Synchronous and metachronous thyroid cancer in relation to Langerhans cell histiocytosis; involvement of V600E BRAF-mutation?

Langerhans cell histiocytosis (LCH) (cells identified in 1868, disease named in 1985), has a wide range of clinical presentations, including the rare event of infiltration of the thyroid gland. However, an association seems to exist between LCH and papillary thyroid carcinoma (PTC), as eight cases of LCH co-existing with PTC have been described in the english literature [1]. We extend this association with a metachronous case of PTC, occurring 4 years from the diagnosis of LCH, while the LCH was in remission (Table I).

TABLE I

Time of Presentation of Papillary Thyroid Carcinoma (PTC) in Relation to the Diagnosis of LCH

	Case reference	Age/sex	Case description
Synchronous	Vergez et al (2010) [1]	37yr/F	Simultaneous presentation of PTC and LCH
		31yr/F	Thyromegaly secondary to simultaneous PTC and LCH
		38yr/F	Simultaneous presentation ofPTC and LCH
		43yr/M	LCH in association with a small focus of papillary carcinoma
		42yr/F	LCH confined to the thyroid and associated with lymphocytic thyroiditis and a papillary microcarcinoma
		3yr/M	Case presented with goiter; simultaneous presentation of LCH with PTC
		24yr/M	Invasive papillary cancer of the thyroid simultaneously with LCH
		29yr/M	Bone, lung, skin, thyroid, and hypothalamo-pituitary LCH lesions with concomitant presentation of PTC
Metachronous	Moschovi et al (present letter)	9yr/M	Thyroid cancer appearing 4 years following diagnosis of LCH, while the patient was in complete remission

In our case PTC was metachronous and not therapy related. This is verified by the fact that the patient did not receive etoposide or high doses of methotrexate, or local radiotherapy [2,3]. The radiation exposure was minimal; only two X-rays were performed at diagnosis, while imaging of the head was performed with MRI and no CT-scans. Therefore, a causative relationship is highly unlikely. More specifically, a 9-year-old boy, with low risk [RO-]LCH, V600E BRAF mutation positive, received vinblastine/prednisolone according to the LCH III protocol, and achieved remission. Four years following diagnosis of LCH, in the routine follow-up, an 8 mm lesion was revealed in the thyroid gland by ultrasound. Total resection of the thyroid gland revealed a V600E BRAF mutation-negative papillary carcinoma, while it was negative for LCH [SD100−, CD1a−, Langerin−].

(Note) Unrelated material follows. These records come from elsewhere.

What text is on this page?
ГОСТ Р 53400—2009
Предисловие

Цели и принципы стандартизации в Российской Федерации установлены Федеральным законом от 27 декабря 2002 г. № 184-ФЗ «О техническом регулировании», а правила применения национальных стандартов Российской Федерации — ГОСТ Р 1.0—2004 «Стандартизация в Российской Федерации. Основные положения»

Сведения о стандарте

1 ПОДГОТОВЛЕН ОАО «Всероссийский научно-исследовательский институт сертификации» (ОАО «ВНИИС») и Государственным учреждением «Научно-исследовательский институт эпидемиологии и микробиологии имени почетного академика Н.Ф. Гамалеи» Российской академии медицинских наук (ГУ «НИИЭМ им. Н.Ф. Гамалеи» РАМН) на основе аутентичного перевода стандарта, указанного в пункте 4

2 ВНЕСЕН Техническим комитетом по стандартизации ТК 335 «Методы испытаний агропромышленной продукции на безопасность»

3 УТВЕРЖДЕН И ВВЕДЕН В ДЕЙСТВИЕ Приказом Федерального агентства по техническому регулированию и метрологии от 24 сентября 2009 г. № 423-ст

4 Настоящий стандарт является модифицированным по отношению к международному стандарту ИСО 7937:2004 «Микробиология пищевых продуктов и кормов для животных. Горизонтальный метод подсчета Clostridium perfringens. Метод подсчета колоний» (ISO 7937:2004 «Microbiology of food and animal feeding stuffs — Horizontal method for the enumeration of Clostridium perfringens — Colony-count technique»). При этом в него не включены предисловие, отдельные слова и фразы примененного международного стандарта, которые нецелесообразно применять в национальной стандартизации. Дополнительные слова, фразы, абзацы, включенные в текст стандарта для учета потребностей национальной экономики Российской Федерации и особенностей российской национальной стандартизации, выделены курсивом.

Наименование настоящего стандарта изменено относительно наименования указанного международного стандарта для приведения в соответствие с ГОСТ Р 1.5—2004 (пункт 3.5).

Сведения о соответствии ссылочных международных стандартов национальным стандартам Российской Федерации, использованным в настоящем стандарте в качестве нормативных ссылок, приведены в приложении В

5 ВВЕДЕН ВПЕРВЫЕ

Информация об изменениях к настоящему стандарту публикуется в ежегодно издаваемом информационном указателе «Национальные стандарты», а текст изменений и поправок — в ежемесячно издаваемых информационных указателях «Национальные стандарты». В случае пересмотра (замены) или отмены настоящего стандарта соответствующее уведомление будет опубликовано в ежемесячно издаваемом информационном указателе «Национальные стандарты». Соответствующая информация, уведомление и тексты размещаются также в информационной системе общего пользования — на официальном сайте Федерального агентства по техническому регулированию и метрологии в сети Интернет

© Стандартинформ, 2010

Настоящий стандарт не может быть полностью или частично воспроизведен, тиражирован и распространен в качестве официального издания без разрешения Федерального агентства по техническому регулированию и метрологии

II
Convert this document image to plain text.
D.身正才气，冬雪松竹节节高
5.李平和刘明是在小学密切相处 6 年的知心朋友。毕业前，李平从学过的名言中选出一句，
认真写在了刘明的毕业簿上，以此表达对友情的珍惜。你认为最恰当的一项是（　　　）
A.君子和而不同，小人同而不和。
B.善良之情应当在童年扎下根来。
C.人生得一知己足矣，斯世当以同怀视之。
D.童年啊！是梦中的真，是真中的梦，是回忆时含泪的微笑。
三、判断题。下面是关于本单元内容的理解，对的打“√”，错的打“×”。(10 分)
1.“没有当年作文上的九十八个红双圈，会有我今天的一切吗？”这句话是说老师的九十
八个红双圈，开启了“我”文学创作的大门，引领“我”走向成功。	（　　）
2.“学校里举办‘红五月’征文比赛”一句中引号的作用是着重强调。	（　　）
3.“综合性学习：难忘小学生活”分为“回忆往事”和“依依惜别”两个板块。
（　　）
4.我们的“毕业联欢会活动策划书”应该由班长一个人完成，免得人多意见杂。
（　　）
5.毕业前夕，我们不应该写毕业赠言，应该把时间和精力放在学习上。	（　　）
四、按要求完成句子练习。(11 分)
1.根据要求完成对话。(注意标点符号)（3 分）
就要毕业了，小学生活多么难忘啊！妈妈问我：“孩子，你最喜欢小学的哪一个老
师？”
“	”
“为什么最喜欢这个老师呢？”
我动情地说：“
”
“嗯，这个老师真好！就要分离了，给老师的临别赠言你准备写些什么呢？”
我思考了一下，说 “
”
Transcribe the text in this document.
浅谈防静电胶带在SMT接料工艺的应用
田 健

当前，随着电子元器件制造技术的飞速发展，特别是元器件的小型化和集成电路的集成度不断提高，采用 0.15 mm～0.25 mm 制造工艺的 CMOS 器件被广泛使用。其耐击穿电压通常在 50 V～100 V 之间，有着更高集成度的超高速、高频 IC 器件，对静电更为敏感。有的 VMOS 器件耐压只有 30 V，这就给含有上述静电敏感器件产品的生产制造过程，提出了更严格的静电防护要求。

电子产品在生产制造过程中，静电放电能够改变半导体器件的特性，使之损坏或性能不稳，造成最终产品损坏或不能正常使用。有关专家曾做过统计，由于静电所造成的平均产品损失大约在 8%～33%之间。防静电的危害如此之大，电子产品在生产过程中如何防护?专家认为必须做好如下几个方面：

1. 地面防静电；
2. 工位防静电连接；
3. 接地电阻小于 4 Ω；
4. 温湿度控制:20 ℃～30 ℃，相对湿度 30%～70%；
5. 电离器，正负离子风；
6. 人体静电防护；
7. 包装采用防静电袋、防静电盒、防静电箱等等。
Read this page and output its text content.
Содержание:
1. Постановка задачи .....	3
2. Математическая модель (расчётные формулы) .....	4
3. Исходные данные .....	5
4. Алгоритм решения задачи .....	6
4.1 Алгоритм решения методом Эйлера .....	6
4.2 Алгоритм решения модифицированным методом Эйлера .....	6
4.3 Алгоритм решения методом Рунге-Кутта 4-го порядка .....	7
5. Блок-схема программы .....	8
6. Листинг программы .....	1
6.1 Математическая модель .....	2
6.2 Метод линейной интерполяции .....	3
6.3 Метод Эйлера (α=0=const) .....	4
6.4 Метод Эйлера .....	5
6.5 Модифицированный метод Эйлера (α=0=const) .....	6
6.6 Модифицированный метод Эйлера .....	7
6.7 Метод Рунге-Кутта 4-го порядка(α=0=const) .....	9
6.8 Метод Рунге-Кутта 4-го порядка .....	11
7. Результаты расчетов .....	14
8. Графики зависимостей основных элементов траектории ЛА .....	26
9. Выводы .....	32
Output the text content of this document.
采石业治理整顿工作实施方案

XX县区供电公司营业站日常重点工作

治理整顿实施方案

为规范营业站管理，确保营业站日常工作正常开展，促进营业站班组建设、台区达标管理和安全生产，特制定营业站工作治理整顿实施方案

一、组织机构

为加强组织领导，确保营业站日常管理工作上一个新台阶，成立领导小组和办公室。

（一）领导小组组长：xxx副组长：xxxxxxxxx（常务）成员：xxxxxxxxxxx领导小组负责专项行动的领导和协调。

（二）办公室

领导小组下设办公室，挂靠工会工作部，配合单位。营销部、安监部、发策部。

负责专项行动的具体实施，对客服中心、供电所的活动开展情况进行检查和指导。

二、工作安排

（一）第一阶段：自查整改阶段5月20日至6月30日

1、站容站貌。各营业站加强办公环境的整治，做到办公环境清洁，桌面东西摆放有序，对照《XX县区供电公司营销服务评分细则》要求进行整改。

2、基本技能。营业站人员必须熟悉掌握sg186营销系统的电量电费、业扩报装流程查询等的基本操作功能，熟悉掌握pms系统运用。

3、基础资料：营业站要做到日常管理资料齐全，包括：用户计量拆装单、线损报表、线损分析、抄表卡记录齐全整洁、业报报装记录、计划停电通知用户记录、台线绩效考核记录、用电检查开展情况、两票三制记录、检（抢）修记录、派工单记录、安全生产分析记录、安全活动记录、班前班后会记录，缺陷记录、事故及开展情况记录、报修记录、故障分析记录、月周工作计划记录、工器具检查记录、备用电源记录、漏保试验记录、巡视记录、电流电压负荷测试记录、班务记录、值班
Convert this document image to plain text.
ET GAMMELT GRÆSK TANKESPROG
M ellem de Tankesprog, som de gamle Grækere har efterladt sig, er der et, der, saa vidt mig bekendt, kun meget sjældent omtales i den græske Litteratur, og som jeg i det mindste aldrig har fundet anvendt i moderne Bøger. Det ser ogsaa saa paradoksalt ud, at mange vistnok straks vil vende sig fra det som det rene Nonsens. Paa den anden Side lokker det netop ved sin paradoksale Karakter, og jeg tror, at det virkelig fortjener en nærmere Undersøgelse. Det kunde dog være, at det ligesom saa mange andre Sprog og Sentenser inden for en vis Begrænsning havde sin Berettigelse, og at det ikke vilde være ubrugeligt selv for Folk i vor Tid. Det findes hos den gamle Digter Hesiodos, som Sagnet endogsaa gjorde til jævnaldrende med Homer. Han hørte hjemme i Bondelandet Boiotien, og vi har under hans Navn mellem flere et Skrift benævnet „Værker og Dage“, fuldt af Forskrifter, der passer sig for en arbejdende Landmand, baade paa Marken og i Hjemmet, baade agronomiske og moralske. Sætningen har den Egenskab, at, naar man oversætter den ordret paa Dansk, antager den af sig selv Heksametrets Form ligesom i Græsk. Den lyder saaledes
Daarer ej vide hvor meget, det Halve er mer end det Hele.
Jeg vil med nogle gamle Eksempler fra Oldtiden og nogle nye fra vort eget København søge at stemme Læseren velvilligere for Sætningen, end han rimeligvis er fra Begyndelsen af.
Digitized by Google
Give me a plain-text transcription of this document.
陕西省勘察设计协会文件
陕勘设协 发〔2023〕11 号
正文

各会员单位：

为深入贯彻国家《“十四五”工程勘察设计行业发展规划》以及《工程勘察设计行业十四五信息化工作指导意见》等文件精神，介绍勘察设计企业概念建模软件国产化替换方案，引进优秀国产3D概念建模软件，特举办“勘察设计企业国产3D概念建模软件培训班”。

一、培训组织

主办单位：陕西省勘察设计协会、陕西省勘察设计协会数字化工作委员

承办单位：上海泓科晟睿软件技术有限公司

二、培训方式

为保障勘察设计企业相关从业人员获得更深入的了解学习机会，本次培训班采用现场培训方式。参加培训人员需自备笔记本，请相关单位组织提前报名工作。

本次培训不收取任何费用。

No information exists on the V600E BRAF mutation status from the LCH cases co-existing with PTC [1]. In our case, the LCH sample was positive for the V600EBRAF mutation, while the PTC was negative for the mutation. It is possible that LCH and PTC share a common determinant, despite the different BRAF mutation status, as approximately half of the reported cases of LCH are negative for the mutation and only around half of the reported PTCs are positive for the mutation [4]. The role of the V600E BRAF mutation is currently unknown. One could speculate that, since the LCH has been shown to increase the expression of T-helper type 2 cytokines [5], the presence of the V600E BRAF mutation could exacerbate this defect in LCH cytokine regulation. Thus, the particular oncogene might be eliciting an inflammatory pro-tumorigenic microenvironment, possibly linking the LCH-induced deregulated immunologic cascade to neoplastic transformation. It would be of great interest to have more information on the BRAF mutation status from cases of LCH co-existing with PTC, as it would help to elucidate the role of V600E BRAF mutation in PTC development.

In summary, the thyroid gland is a potential target organ for LCH, both through direct involvement of the disease and through its association with the development of thyroid carcinoma. Thus, routine evaluation of the thyroid gland at diagnosis and during follow-up should be considered. Further research is needed to understand the association of LCH with PTC, as well as the molecular and immunological basis for this tropism to the thyroid gland.